Forty years earlier, Mom had come to the U.S. as a refugee from war-torn Laos. Now she was a retired factory worker, savoring her much-earned freedom. For lunch she cooked food from her country, like papaya salad and eggrolls, and at night she nestled onto her couch to watch Thai movies.

Laotian fishing trap.

Museum Object Number(s): 82-7-200

As the last issue of Expedition went to print, the phone rang in the worst way: Mom had a heart attack. We flew home and spent five days by her side in the ICU. On the fifth day, we said goodbye. Soon we were sitting on the floor of Mom’s living room, praying alongside four Buddhist monks as they blessed her home. With sacred chants, they sent her belongings to be with her spirit in the next realm. Mom had all sorts of handmade Lao and Thai crafts, from wood carvings to golden prayer bowls, and these treasured objects surrounded us as we prayed.

There’s no easy path back to work after a personal tragedy, but it turns out the Penn Museum had a couple of surprises for me. First, Marie-Claude Boileau wrote a story about Laos for this issue (In the Labs, p. 60), which felt like a lovely nod to Mom’s ancestors. And then one day as I walked through the Museum’s Spotlight Gallery, located next to the Sphinx, I saw something familiar: a Southeast Asian fishing trap (Welcome News, p. 70).
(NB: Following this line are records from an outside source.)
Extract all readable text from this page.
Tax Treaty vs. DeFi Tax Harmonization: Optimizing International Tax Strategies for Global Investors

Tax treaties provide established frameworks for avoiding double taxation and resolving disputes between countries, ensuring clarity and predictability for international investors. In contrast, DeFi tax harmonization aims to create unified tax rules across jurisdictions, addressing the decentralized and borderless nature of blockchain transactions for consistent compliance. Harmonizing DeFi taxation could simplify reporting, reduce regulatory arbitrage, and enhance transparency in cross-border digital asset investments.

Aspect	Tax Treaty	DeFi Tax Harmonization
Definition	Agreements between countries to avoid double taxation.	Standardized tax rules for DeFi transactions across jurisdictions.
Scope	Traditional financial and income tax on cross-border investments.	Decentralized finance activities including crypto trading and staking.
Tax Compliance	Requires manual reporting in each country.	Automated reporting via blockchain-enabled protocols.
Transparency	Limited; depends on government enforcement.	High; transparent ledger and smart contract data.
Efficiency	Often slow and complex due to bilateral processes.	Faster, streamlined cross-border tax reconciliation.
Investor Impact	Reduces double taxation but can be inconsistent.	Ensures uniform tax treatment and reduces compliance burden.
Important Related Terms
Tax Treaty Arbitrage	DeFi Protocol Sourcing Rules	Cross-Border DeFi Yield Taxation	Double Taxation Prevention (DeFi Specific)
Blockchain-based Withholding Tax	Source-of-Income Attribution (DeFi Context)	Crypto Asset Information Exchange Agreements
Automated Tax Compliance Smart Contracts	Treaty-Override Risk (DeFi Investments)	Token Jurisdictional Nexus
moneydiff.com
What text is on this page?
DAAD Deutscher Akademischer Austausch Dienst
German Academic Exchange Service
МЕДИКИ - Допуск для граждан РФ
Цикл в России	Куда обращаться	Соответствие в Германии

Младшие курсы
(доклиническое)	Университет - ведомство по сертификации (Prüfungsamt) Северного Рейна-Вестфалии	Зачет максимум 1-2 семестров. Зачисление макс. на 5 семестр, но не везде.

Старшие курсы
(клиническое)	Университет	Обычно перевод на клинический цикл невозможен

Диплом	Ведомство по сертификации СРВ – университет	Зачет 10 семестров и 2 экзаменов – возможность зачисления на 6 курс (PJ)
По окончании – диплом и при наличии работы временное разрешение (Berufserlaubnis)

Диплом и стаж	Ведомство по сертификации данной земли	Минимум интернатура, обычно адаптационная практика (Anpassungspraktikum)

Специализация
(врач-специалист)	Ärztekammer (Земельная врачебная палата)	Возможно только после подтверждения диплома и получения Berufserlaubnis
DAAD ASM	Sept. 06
As a child, Mom had seen these traps stationed in the Mekong River, the same river she floated down when she escaped Laos in 1980. In her house in the American suburbs, she had small toy versions of these fish traps on keychains.

The bold promise of this Museum is that it can connect you to the past. You can take an impersonal journey through 10,000 years of human history, and at times you may even find a more direct link to the culture of your distant relatives. For me, on that walk through the Spotlight Gallery, the Penn Museum became a place to make a new memory with someone I had lost.

I had been so excited to show Mom the Asia Gallery on her next visit to Philadelphia. She never got to see it, and that stings. But each day I come to work I will carry her with me, and as I walk through these halls, I know they have more to teach me about her. I hope our Museum’s bold promise holds true for you on your next visit: With objects from myriad cultures across three floors of galleries, may you make new memories and special connections of your own.